Enhanced Multifunction in Polyurethane Elastomers via Regulation of Triple‐Crosslinked Network With Dynamic Covalent and Noncovalent Bonds

ABSTRACT Self‐healing polyurethane elastomers with dynamic crosslinking networks are promising candidates for intelligent next‐generation coatings. However, their constitutive relation shows conflicts between high mechanical performance and room‐temperature self‐healing, as well as recyclability. Here, a regulation strategy of a dynamic triple‐crosslinked network in the hard domain was proposed to achieve multifunction enhancement via covalent borate ester bonds coupling noncovalent. The distribution and ratio of borate ester bonds, boron‐nitrogen coordination bonds, and multiple hydrogen bonds were meticulously designed to balance fracture and reconstruction of the molecular network.
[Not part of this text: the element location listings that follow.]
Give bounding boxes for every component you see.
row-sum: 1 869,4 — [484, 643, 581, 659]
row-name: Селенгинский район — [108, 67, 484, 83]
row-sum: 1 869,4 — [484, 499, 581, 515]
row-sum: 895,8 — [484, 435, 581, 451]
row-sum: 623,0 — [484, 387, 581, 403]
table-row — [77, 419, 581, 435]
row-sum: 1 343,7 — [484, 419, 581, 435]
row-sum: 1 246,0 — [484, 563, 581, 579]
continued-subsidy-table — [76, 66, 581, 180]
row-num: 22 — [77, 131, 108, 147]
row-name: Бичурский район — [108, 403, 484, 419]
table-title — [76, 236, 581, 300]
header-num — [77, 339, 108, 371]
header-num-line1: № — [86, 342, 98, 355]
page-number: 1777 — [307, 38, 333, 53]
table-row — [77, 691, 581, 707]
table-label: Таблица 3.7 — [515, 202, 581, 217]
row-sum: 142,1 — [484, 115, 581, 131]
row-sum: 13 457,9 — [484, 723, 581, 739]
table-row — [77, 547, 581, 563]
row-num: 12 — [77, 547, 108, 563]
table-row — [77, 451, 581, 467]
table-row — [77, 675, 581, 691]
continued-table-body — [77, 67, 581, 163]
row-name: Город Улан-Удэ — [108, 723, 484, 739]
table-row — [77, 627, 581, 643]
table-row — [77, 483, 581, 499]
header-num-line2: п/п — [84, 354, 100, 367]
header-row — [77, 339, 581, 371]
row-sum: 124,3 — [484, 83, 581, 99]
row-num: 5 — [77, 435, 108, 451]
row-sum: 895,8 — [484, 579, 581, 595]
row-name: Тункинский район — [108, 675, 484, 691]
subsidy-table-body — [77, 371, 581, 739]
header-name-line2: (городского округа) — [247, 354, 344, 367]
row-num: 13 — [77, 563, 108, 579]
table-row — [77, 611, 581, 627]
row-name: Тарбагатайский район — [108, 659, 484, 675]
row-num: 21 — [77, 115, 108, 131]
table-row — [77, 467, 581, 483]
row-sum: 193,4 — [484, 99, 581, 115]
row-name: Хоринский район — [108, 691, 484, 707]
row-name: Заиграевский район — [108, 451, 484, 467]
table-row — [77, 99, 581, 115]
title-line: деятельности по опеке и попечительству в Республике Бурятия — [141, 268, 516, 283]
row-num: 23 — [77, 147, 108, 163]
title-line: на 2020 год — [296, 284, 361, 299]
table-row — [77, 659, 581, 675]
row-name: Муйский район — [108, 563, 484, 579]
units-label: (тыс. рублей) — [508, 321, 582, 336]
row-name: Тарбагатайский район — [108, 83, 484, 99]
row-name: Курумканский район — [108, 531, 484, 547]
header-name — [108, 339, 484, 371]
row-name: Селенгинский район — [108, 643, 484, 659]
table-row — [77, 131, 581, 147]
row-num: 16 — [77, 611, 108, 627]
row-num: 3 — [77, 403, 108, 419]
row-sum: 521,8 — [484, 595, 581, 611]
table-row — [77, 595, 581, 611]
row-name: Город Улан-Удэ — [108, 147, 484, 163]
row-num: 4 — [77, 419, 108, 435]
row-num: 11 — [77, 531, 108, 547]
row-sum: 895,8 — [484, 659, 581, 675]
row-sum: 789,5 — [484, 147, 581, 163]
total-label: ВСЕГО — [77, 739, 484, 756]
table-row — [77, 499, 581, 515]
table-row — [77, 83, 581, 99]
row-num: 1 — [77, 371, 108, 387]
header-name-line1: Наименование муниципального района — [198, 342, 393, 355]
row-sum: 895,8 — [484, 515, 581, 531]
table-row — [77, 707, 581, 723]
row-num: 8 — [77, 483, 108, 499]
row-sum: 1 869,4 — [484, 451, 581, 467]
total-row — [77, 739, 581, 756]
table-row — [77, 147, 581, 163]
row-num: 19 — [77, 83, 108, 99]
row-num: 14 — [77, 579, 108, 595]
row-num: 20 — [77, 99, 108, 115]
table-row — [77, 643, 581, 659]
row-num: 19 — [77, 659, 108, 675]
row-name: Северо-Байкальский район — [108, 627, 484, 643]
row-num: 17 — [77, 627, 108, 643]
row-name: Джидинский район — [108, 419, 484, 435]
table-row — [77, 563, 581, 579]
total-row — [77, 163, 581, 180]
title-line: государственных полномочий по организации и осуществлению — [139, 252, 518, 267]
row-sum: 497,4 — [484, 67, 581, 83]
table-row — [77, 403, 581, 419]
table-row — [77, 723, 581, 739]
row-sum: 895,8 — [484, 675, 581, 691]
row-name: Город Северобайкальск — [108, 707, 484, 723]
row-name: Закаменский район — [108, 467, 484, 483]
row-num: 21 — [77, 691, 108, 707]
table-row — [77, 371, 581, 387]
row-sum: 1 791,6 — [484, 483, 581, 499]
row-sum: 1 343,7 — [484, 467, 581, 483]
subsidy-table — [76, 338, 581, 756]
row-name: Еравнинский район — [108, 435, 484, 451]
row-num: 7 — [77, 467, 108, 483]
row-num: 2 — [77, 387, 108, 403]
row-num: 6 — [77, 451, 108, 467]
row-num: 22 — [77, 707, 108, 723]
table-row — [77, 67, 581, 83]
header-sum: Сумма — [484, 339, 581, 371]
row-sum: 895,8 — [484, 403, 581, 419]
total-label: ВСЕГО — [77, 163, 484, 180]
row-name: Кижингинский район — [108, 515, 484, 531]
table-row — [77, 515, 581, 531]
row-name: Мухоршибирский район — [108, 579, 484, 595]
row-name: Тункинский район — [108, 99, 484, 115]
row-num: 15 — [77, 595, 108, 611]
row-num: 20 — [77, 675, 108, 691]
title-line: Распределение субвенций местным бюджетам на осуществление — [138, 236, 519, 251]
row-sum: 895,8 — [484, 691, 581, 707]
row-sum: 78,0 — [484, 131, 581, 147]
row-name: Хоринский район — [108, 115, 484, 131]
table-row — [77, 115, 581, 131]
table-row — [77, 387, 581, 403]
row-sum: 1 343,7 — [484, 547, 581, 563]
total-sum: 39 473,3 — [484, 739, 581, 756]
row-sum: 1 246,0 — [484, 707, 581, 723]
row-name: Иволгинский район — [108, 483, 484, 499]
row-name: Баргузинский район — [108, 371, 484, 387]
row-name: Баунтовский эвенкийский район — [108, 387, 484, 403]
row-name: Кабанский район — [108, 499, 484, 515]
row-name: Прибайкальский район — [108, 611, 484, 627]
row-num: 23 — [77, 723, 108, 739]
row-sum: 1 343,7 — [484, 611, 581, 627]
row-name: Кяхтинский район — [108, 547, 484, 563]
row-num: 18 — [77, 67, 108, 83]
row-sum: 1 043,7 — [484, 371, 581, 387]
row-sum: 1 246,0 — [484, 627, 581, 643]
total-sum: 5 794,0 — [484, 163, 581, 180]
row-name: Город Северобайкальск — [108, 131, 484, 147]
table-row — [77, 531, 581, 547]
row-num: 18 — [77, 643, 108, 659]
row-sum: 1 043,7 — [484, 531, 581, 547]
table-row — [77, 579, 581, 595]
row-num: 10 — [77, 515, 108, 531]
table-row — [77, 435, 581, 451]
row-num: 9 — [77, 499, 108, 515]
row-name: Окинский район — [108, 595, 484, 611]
The introduced borate ester bonds enabled the basic room‐temperature self‐healing and mechanical performance of polyurethane elastomers through molecule‐level topological evolution. The designed boron‐nitrogen coordination bonds and abundant hydrogen bonds provided external noncovalent reversible crosslinking networks, thus improving tensile strength and toughness as physical crosslinking points. The obtained polyurethane elastomers exhibited impressive light transmittance of 93%, a tensile strength of 41.07 MPa, elongation at break of 1673.20%, toughness of 166.74 MJ m −3 , and almost entirely room‐temperature self‐healing in 48 h. These polyurethane elastomers even maintained 90% of their original mechanical properties after suffering three recycles. This strategy may promote the practical application of intelligent self‐healing polyurethane coatings in the automobile and flexible electronic industry.